Henry Richards, C.J. and Pramada Charan Banerji, J.
1. The suit which has given rise to this appeal was brought by the plaintiffs appellants for a declaration that a sale-deed executed by their brother Gopal Das in favour of the first defendant, Mihin Lal, on the 4th of January, 1910, was null and void and not binding on them. They allege that the property comprised in the sale belongs to the joint family, of which they, Gopal Das, their father Hoti Lal, and their grandfather Parbhu Lal, were members, and that Gopal Das had no authority to sell it without the concurrence of the plaintiffs. They further allege that the first defendant induced Gopal Das to make the sale by practising a fraud upon him and did not pay the amount which purported to be the consideration for the sale.
2. The court below has found against the plaintiffs. It was of opinion that Gopal Das was the manager of the family and that he sold the property in order to raise money to meet the expenses of the marriage of the sister of himself and the plaintiffs and to carry on a shop which jointly belonged to him and the plaintiffs. That court dismissed the suit.
3. It is contended on behalf of the plaintiffs that Gopal Das was not their legal guardian and was not competent to sell the property on their behalf. Gopal Das purports to have executed the sale-deed of the 4th of January, 1910, as guardian of his minor brothers and also as manager and head of the joint family of which he and his brothers were members. It is true that Gopal Das was not the legal guardian of the plaintiffs, but if he was the manager of the joint property which belonged to him and his brothers and the transaction was for the benefit of the plaintiffs, it is binding on them. The law on the subject is thus stated in Mayne's Hindu Law, VII edition, p, 225: 'Where the act is done by a person who is not his guardian, but who is the manager of the estate in which he has an interest, he will equally be bound, if under the circumstances the step taken was necessary, proper or prudent.' This is in accordance with the ruling of their Lordahips of the Privy Council in the well-known case of Hanoomanpersaud Panday v. Hunraj Koonweree (1856) 6 Moo. I A 393 (412). That no doubt was a case of a mortgage, but the principle equally applies to the case of a sale ; See Mokanund Mondul v. Nafur Mondul (1899) I. L. R.' 26 Cale. 820.
4. [Alter discussing the evidence in the case, the judgment thus continues: ]
5. The learned Subordinate Judge has come to the conclusion that the consideration for the sale, which far exceeded the amount for which the property had been purchased, was actually received and applied partly towards the expenses of the marriage of the sister and partly in carrying on this shop. We see no reason to differ from this conclusion, but are on the contrary satisfied that the evidence supports it. In this view, Gopal Das being the manager of the property and the sale being to the advantage of the plaintiffs also, it is binding on them.

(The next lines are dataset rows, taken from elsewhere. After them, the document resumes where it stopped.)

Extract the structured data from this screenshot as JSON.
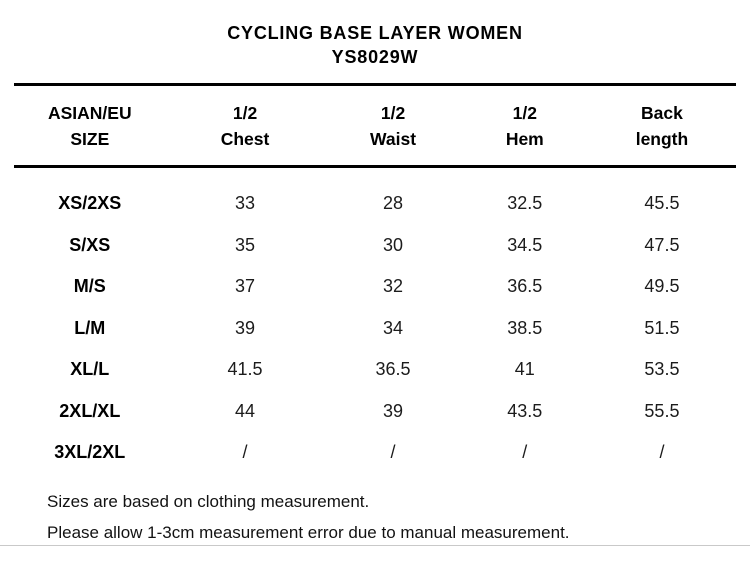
{
  "page": {
    "title": "CYCLING BASE LAYER WOMEN",
    "product_code": "YS8029W"
  },
  "table": {
    "headers": [
      {
        "line1": "ASIAN/EU",
        "line2": "SIZE"
      },
      {
        "line1": "1/2",
        "line2": "Chest"
      },
      {
        "line1": "1/2",
        "line2": "Waist"
      },
      {
        "line1": "1/2",
        "line2": "Hem"
      },
      {
        "line1": "Back",
        "line2": "length"
      }
    ],
    "rows": [
      {
        "size": "XS/2XS",
        "chest": "33",
        "waist": "28",
        "hem": "32.5",
        "back": "45.5"
      },
      {
        "size": "S/XS",
        "chest": "35",
        "waist": "30",
        "hem": "34.5",
        "back": "47.5"
      },
      {
        "size": "M/S",
        "chest": "37",
        "waist": "32",
        "hem": "36.5",
        "back": "49.5"
      },
      {
        "size": "L/M",
        "chest": "39",
        "waist": "34",
        "hem": "38.5",
        "back": "51.5"
      },
      {
        "size": "XL/L",
        "chest": "41.5",
        "waist": "36.5",
        "hem": "41",
        "back": "53.5"
      },
      {
        "size": "2XL/XL",
        "chest": "44",
        "waist": "39",
        "hem": "43.5",
        "back": "55.5"
      },
      {
        "size": "3XL/2XL",
        "chest": "/",
        "waist": "/",
        "hem": "/",
        "back": "/"
      }
    ],
    "notes": [
      "Sizes are based on clothing measurement.",
      "Please allow 1-3cm measurement error due to manual measurement."
    ]
  },
  "colors": {
    "background": "#ffffff",
    "text": "#000000",
    "rule": "#000000",
    "faint_rule": "#c9c9c9"
  }
}
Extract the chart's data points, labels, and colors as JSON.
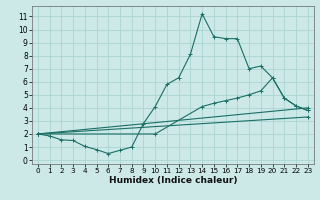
{
  "title": "",
  "xlabel": "Humidex (Indice chaleur)",
  "background_color": "#cce9e8",
  "grid_color": "#aad4d2",
  "line_color": "#1a6e65",
  "x_ticks": [
    0,
    1,
    2,
    3,
    4,
    5,
    6,
    7,
    8,
    9,
    10,
    11,
    12,
    13,
    14,
    15,
    16,
    17,
    18,
    19,
    20,
    21,
    22,
    23
  ],
  "y_ticks": [
    0,
    1,
    2,
    3,
    4,
    5,
    6,
    7,
    8,
    9,
    10,
    11
  ],
  "xlim": [
    -0.5,
    23.5
  ],
  "ylim": [
    -0.3,
    11.8
  ],
  "curves": [
    {
      "x": [
        0,
        1,
        2,
        3,
        4,
        5,
        6,
        7,
        8,
        9,
        10,
        11,
        12,
        13,
        14,
        15,
        16,
        17,
        18,
        19,
        20,
        21,
        22,
        23
      ],
      "y": [
        2.0,
        1.85,
        1.55,
        1.5,
        1.05,
        0.8,
        0.5,
        0.75,
        1.0,
        2.8,
        4.1,
        5.8,
        6.3,
        8.1,
        11.2,
        9.45,
        9.3,
        9.3,
        7.0,
        7.2,
        6.3,
        4.75,
        4.15,
        3.8
      ]
    },
    {
      "x": [
        0,
        10,
        14,
        15,
        16,
        17,
        18,
        19,
        20,
        21,
        22,
        23
      ],
      "y": [
        2.0,
        2.0,
        4.1,
        4.35,
        4.55,
        4.75,
        5.0,
        5.3,
        6.3,
        4.75,
        4.15,
        3.8
      ]
    },
    {
      "x": [
        0,
        23
      ],
      "y": [
        2.0,
        4.0
      ]
    },
    {
      "x": [
        0,
        23
      ],
      "y": [
        2.0,
        3.3
      ]
    }
  ]
}
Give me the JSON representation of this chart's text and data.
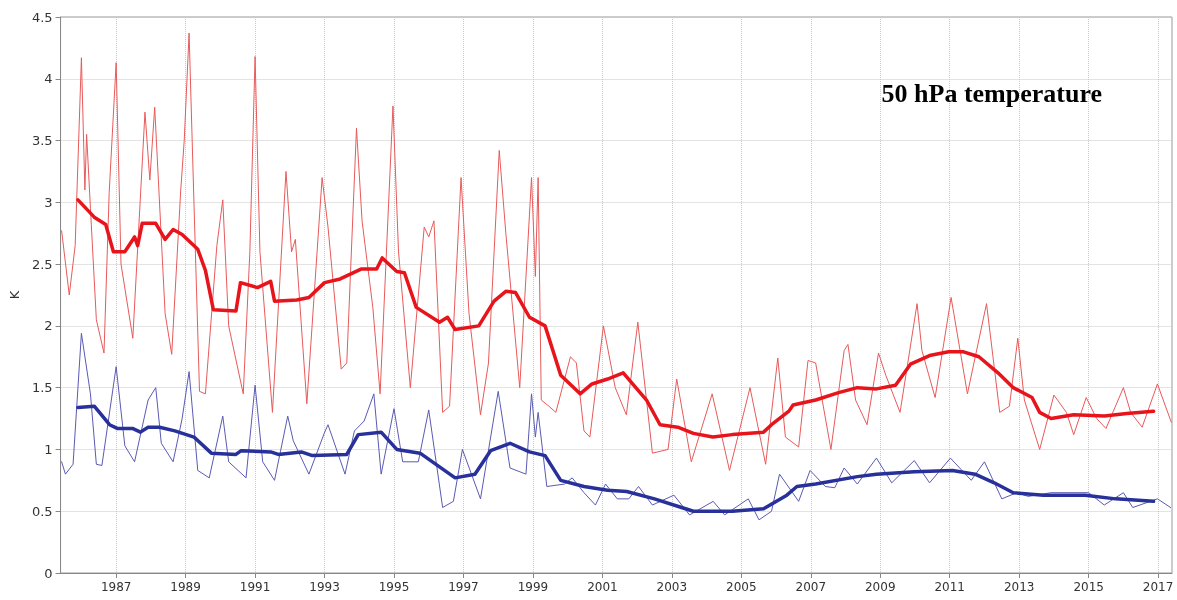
{
  "chart_data": {
    "type": "line",
    "title": "50 hPa temperature",
    "ylabel": "K",
    "xlim": [
      1985.4,
      2017.4
    ],
    "xticks": [
      1987,
      1989,
      1991,
      1993,
      1995,
      1997,
      1999,
      2001,
      2003,
      2005,
      2007,
      2009,
      2011,
      2013,
      2015,
      2017
    ],
    "ylim": [
      0,
      4.5
    ],
    "yticks": [
      0,
      0.5,
      1,
      1.5,
      2,
      2.5,
      3,
      3.5,
      4,
      4.5
    ],
    "grid": true,
    "marker": "none",
    "line_style": "solid",
    "series": [
      {
        "color": "#e85a5a",
        "x": [
          1985.43,
          1985.65,
          1985.82,
          1986.0,
          1986.1,
          1986.15,
          1986.26,
          1986.43,
          1986.65,
          1986.8,
          1987.0,
          1987.14,
          1987.48,
          1987.83,
          1987.97,
          1988.11,
          1988.41,
          1988.6,
          1988.86,
          1988.96,
          1989.1,
          1989.24,
          1989.4,
          1989.57,
          1989.9,
          1990.07,
          1990.24,
          1990.66,
          1990.85,
          1991.0,
          1991.14,
          1991.5,
          1991.89,
          1992.05,
          1992.16,
          1992.49,
          1992.93,
          1993.1,
          1993.48,
          1993.64,
          1993.92,
          1994.08,
          1994.39,
          1994.6,
          1994.97,
          1995.13,
          1995.47,
          1995.87,
          1996.0,
          1996.15,
          1996.4,
          1996.6,
          1996.93,
          1997.16,
          1997.49,
          1997.72,
          1998.03,
          1998.22,
          1998.62,
          1998.96,
          1999.07,
          1999.15,
          1999.24,
          1999.46,
          1999.66,
          2000.08,
          2000.25,
          2000.47,
          2000.64,
          2001.03,
          2001.37,
          2001.69,
          2002.02,
          2002.27,
          2002.44,
          2002.89,
          2003.14,
          2003.56,
          2004.16,
          2004.66,
          2005.25,
          2005.7,
          2006.05,
          2006.27,
          2006.65,
          2006.92,
          2007.14,
          2007.58,
          2007.96,
          2008.07,
          2008.29,
          2008.62,
          2008.95,
          2009.16,
          2009.57,
          2010.06,
          2010.2,
          2010.58,
          2011.04,
          2011.51,
          2012.06,
          2012.44,
          2012.72,
          2012.96,
          2013.15,
          2013.59,
          2014.0,
          2014.36,
          2014.57,
          2014.93,
          2015.23,
          2015.5,
          2016.0,
          2016.21,
          2016.54,
          2016.98,
          2017.38
        ],
        "values": [
          2.77,
          2.25,
          2.65,
          4.17,
          3.1,
          3.55,
          2.95,
          2.05,
          1.78,
          3.08,
          4.13,
          2.5,
          1.9,
          3.73,
          3.18,
          3.77,
          2.1,
          1.77,
          3.1,
          3.5,
          4.37,
          3.0,
          1.47,
          1.45,
          2.65,
          3.02,
          2.0,
          1.45,
          2.6,
          4.18,
          2.6,
          1.3,
          3.25,
          2.6,
          2.7,
          1.37,
          3.2,
          2.8,
          1.65,
          1.7,
          3.6,
          2.85,
          2.15,
          1.45,
          3.78,
          2.6,
          1.5,
          2.8,
          2.72,
          2.85,
          1.3,
          1.35,
          3.2,
          2.1,
          1.28,
          1.7,
          3.42,
          2.75,
          1.5,
          3.2,
          2.4,
          3.2,
          1.4,
          1.35,
          1.3,
          1.75,
          1.7,
          1.15,
          1.1,
          2.0,
          1.5,
          1.28,
          2.03,
          1.4,
          0.97,
          1.0,
          1.57,
          0.9,
          1.45,
          0.83,
          1.5,
          0.88,
          1.74,
          1.1,
          1.02,
          1.72,
          1.7,
          1.0,
          1.8,
          1.85,
          1.4,
          1.2,
          1.78,
          1.6,
          1.3,
          2.18,
          1.8,
          1.42,
          2.23,
          1.45,
          2.18,
          1.3,
          1.35,
          1.9,
          1.4,
          1.0,
          1.44,
          1.3,
          1.12,
          1.42,
          1.25,
          1.17,
          1.5,
          1.3,
          1.18,
          1.53,
          1.22
        ]
      },
      {
        "color": "#e8141c",
        "x": [
          1985.9,
          1986.37,
          1986.7,
          1986.92,
          1987.25,
          1987.53,
          1987.62,
          1987.75,
          1988.14,
          1988.41,
          1988.64,
          1988.9,
          1989.35,
          1989.57,
          1989.8,
          1990.45,
          1990.58,
          1991.07,
          1991.45,
          1991.56,
          1992.2,
          1992.55,
          1993.0,
          1993.45,
          1994.05,
          1994.5,
          1994.66,
          1995.08,
          1995.3,
          1995.64,
          1996.31,
          1996.54,
          1996.76,
          1997.44,
          1997.88,
          1998.22,
          1998.5,
          1998.9,
          1999.35,
          1999.8,
          2000.36,
          2000.7,
          2001.15,
          2001.6,
          2002.27,
          2002.66,
          2003.17,
          2003.62,
          2004.18,
          2004.74,
          2005.64,
          2005.87,
          2006.37,
          2006.49,
          2007.14,
          2007.8,
          2008.34,
          2008.89,
          2009.44,
          2009.87,
          2010.42,
          2010.97,
          2011.4,
          2011.84,
          2012.39,
          2012.83,
          2013.37,
          2013.59,
          2013.92,
          2014.57,
          2015.45,
          2016.1,
          2016.87
        ],
        "values": [
          3.02,
          2.88,
          2.82,
          2.6,
          2.6,
          2.72,
          2.65,
          2.83,
          2.83,
          2.7,
          2.78,
          2.74,
          2.62,
          2.45,
          2.13,
          2.12,
          2.35,
          2.31,
          2.36,
          2.2,
          2.21,
          2.23,
          2.35,
          2.38,
          2.46,
          2.46,
          2.55,
          2.44,
          2.43,
          2.15,
          2.03,
          2.07,
          1.97,
          2.0,
          2.2,
          2.28,
          2.27,
          2.07,
          2.0,
          1.6,
          1.45,
          1.53,
          1.57,
          1.62,
          1.4,
          1.2,
          1.18,
          1.13,
          1.1,
          1.12,
          1.14,
          1.2,
          1.31,
          1.36,
          1.4,
          1.46,
          1.5,
          1.49,
          1.52,
          1.69,
          1.76,
          1.79,
          1.79,
          1.75,
          1.62,
          1.5,
          1.42,
          1.3,
          1.25,
          1.28,
          1.27,
          1.29,
          1.31
        ]
      },
      {
        "color": "#5a5ab4",
        "x": [
          1985.43,
          1985.54,
          1985.76,
          1986.0,
          1986.26,
          1986.43,
          1986.59,
          1987.0,
          1987.25,
          1987.53,
          1987.92,
          1988.14,
          1988.3,
          1988.64,
          1988.9,
          1989.1,
          1989.35,
          1989.68,
          1990.07,
          1990.24,
          1990.74,
          1991.0,
          1991.22,
          1991.56,
          1991.94,
          1992.1,
          1992.55,
          1992.99,
          1993.1,
          1993.59,
          1993.86,
          1994.14,
          1994.42,
          1994.63,
          1995.0,
          1995.25,
          1995.7,
          1996.0,
          1996.4,
          1996.71,
          1996.97,
          1997.49,
          1998.0,
          1998.34,
          1998.8,
          1998.96,
          1999.07,
          1999.15,
          1999.4,
          1999.91,
          2000.13,
          2000.47,
          2000.8,
          2001.09,
          2001.43,
          2001.76,
          2002.04,
          2002.44,
          2003.06,
          2003.51,
          2004.19,
          2004.52,
          2005.2,
          2005.51,
          2005.87,
          2006.1,
          2006.65,
          2006.98,
          2007.42,
          2007.69,
          2007.96,
          2008.34,
          2008.89,
          2009.33,
          2009.98,
          2010.42,
          2011.02,
          2011.62,
          2012.0,
          2012.5,
          2012.93,
          2013.26,
          2013.92,
          2015.0,
          2015.45,
          2016.0,
          2016.27,
          2016.98,
          2017.36
        ],
        "values": [
          0.9,
          0.8,
          0.88,
          1.94,
          1.45,
          0.88,
          0.87,
          1.67,
          1.03,
          0.9,
          1.4,
          1.5,
          1.05,
          0.9,
          1.25,
          1.63,
          0.83,
          0.77,
          1.27,
          0.9,
          0.77,
          1.52,
          0.9,
          0.75,
          1.27,
          1.07,
          0.8,
          1.13,
          1.2,
          0.8,
          1.15,
          1.23,
          1.45,
          0.8,
          1.33,
          0.9,
          0.9,
          1.32,
          0.53,
          0.58,
          1.0,
          0.6,
          1.47,
          0.85,
          0.8,
          1.45,
          1.1,
          1.3,
          0.7,
          0.72,
          0.77,
          0.65,
          0.55,
          0.72,
          0.6,
          0.6,
          0.7,
          0.55,
          0.63,
          0.47,
          0.58,
          0.47,
          0.6,
          0.43,
          0.5,
          0.8,
          0.58,
          0.83,
          0.7,
          0.69,
          0.85,
          0.72,
          0.93,
          0.73,
          0.91,
          0.73,
          0.93,
          0.75,
          0.9,
          0.6,
          0.65,
          0.62,
          0.65,
          0.65,
          0.55,
          0.65,
          0.53,
          0.6,
          0.53
        ]
      },
      {
        "color": "#28309a",
        "x": [
          1985.9,
          1986.37,
          1986.81,
          1987.03,
          1987.47,
          1987.7,
          1987.92,
          1988.25,
          1988.69,
          1989.24,
          1989.74,
          1990.45,
          1990.6,
          1991.45,
          1991.67,
          1992.33,
          1992.65,
          1993.64,
          1993.97,
          1994.63,
          1995.08,
          1995.75,
          1996.76,
          1997.33,
          1997.78,
          1998.34,
          1998.9,
          1999.35,
          1999.8,
          2000.47,
          2001.15,
          2001.7,
          2002.5,
          2003.28,
          2003.62,
          2004.74,
          2005.64,
          2006.31,
          2006.6,
          2007.14,
          2008.34,
          2008.89,
          2009.98,
          2011.08,
          2011.73,
          2012.28,
          2012.83,
          2013.7,
          2014.9,
          2015.78,
          2016.87
        ],
        "values": [
          1.34,
          1.35,
          1.2,
          1.17,
          1.17,
          1.14,
          1.18,
          1.18,
          1.15,
          1.1,
          0.97,
          0.96,
          0.99,
          0.98,
          0.96,
          0.98,
          0.95,
          0.96,
          1.12,
          1.14,
          1.0,
          0.97,
          0.77,
          0.8,
          0.99,
          1.05,
          0.98,
          0.95,
          0.75,
          0.7,
          0.67,
          0.66,
          0.6,
          0.53,
          0.5,
          0.5,
          0.52,
          0.63,
          0.7,
          0.72,
          0.78,
          0.8,
          0.82,
          0.83,
          0.8,
          0.73,
          0.65,
          0.63,
          0.63,
          0.6,
          0.58
        ]
      }
    ]
  }
}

6. An argument was addressed to us to the effect that the property must be deemed to have been the joint property of Parbhu Lal and Hoti Lal, The lower court has found that it has not been proved that Parbhu Lal was interested in the property. We are not prepared to dissent from that conclusion. But even if it was joint property in which Parbhu Lal had an interest, since the sale was for valid purposes, it would attach to the interests of Parbhu Lal which came to Gopal Das and his brothers by right of survivorship.
7. We accordingly dismiss the appeal with costs.